Reputation: 901
There is an example in the article https://docs.confluent.io/current/ksql/docs/developer-guide/transform-a-stream-with-ksql.html:
CREATE STREAM pageviews_transformed
WITH (TIMESTAMP='viewtime',
PARTITIONS=5,
VALUE_FORMAT='JSON') AS
SELECT viewtime,
userid,
pageid,
TIMESTAMPTOSTRING(viewtime, 'yyyy-MM-dd HH:mm:ss.SSS') AS timestring
FROM pageviews
PARTITION BY userid
EMIT CHANGES;
You can see that there is double partitions property defining. In WITH clause we define partitions count for brand new stream (topic). In GROUP BY clause - for incoming messages so as to be able to define to what partition send a message.

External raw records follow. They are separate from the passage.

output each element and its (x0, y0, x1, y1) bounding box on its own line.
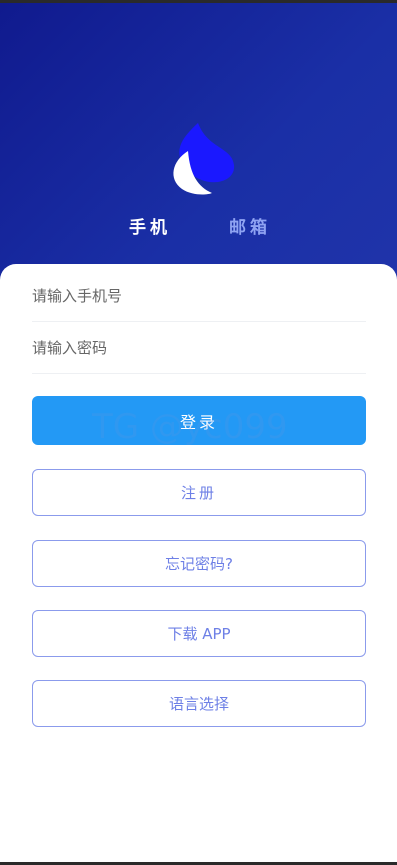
register-button-label: 注册 (180, 484, 217, 502)
forgot-password-button[interactable]: 忘记密码? (32, 540, 366, 587)
phone-field (32, 270, 366, 322)
language-select-button[interactable]: 语言选择 (32, 680, 366, 727)
login-card: 登录 TG @yc099 注册 忘记密码? 下载 APP 语言选择 (0, 264, 397, 862)
password-field (32, 322, 366, 374)
download-app-label: 下载 APP (167, 625, 231, 643)
tab-phone[interactable]: 手机 (129, 213, 171, 238)
forgot-password-label: 忘记密码? (165, 555, 233, 573)
download-app-button[interactable]: 下载 APP (32, 610, 366, 657)
phone-input[interactable] (32, 270, 366, 321)
register-button[interactable]: 注册 (32, 469, 366, 516)
hero-header: 手机 邮箱 (0, 3, 397, 293)
login-button[interactable]: 登录 (32, 396, 366, 445)
brand-flame-logo (173, 123, 235, 195)
login-method-tabs: 手机 邮箱 (0, 213, 397, 241)
language-select-label: 语言选择 (168, 695, 229, 713)
password-input[interactable] (32, 322, 366, 373)
login-button-label: 登录 (179, 412, 218, 432)
tab-email[interactable]: 邮箱 (229, 213, 271, 238)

We created a stream with 5 partitions. Let's imagine that we have messages with 6 unique userid. In this case how will messages be distributed over that 5 partitions?
Upvotes: 0
Views: 25
Reputation: 191711
PARTITIONS
is the number of Kafka topic partitions
PARTITION BY
defines which kafka message key is used during record production
Let's imagine that we have messages with 6 unique userid. In this case how will messages be distributed over that 5 partitions
Via Kafka's DefaultPartioner
class
Upvotes: 1